Il a ajouté qu'un tel mécanisme pourrait être financé par des ressources publiques gérées avec soin et viendrait compléter les réserves budgétaires existantes, aidant ainsi le Ghana à renforcer sa résilience dans sa transition vers une dépendance réduite aux programmes de soutien du FMI.
stabilité macroéconomique
M. Arkhurst, qui représentait le ministre du secteur, a déclaré que le ministère des Finances reconnaissait que des niveaux élevés de prêts non performants nuisaient à la rentabilité des banques, réduisaient leur capacité de prêt, augmentaient les coûts d'emprunt et, en fin de compte, freinaient l'investissement du secteur privé et la croissance économique.
Il a déclaré que si certaines entreprises étaient confrontées à des difficultés de liquidités temporaires dues aux chocs économiques, aux perturbations des chaînes d'approvisionnement et à l'évolution des conditions du marché, beaucoup pourraient se redresser grâce à des mécanismes de restructuration efficaces et à l'accès à un financement responsable.

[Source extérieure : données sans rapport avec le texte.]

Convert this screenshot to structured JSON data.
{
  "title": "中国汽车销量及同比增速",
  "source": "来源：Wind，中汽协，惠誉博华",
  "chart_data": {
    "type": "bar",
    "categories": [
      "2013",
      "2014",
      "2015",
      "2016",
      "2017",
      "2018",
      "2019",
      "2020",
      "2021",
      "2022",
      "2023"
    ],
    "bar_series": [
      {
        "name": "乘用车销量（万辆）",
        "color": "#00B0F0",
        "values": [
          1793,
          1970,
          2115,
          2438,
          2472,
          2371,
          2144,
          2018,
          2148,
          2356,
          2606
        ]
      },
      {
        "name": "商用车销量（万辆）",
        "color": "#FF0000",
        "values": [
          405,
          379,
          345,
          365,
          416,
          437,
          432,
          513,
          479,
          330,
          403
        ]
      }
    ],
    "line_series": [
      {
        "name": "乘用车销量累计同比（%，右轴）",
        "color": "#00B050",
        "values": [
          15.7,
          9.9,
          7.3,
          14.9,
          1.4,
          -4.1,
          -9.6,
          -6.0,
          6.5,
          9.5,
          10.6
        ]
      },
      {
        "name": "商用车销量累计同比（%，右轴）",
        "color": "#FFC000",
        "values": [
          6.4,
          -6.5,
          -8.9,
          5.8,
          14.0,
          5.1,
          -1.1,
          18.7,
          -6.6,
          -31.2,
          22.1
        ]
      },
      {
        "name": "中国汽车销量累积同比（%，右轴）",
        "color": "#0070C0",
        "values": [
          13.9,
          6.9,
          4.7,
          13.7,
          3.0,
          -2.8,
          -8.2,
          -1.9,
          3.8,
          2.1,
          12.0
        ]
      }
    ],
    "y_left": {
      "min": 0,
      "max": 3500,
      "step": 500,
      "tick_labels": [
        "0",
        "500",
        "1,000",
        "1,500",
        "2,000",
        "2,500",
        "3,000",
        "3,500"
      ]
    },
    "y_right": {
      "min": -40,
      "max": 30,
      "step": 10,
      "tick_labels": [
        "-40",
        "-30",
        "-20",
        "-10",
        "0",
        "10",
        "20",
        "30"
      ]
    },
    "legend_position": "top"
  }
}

Il a ajouté que le gouvernement restait déterminé à renforcer le cadre d'insolvabilité et de restructuration du pays en adoptant les meilleures pratiques internationales, tout en maintenant la stabilité macroéconomique atteinte au cours des 18 derniers mois grâce à la consolidation budgétaire, à une politique monétaire prudente et à des réformes structurelles en cours.
défi du financement de sauvetage
Pour sa part, M. Addo, dans une interview accordée aux médias en marge du forum, a déclaré que même si la loi sur l'insolvabilité et la restructuration des entreprises (loi 1015) fournissait un cadre juridique pour sauver les entreprises en difficulté financière mais viables, l'accès à de nouveaux financements restait un obstacle majeur.
Cela, a-t-il expliqué, était dû aux exigences de la norme IFRS 9 et à la réglementation prudentielle de la Banque du Ghana.
Il a ajouté que CIRIP Ghana étudiait des options telles que la mise sous administration indépendante des nouveaux prêts et la création d'un fonds de restructuration pour fournir un financement post-démarrage sans compromettre la protection des déposants ni la stabilité financière.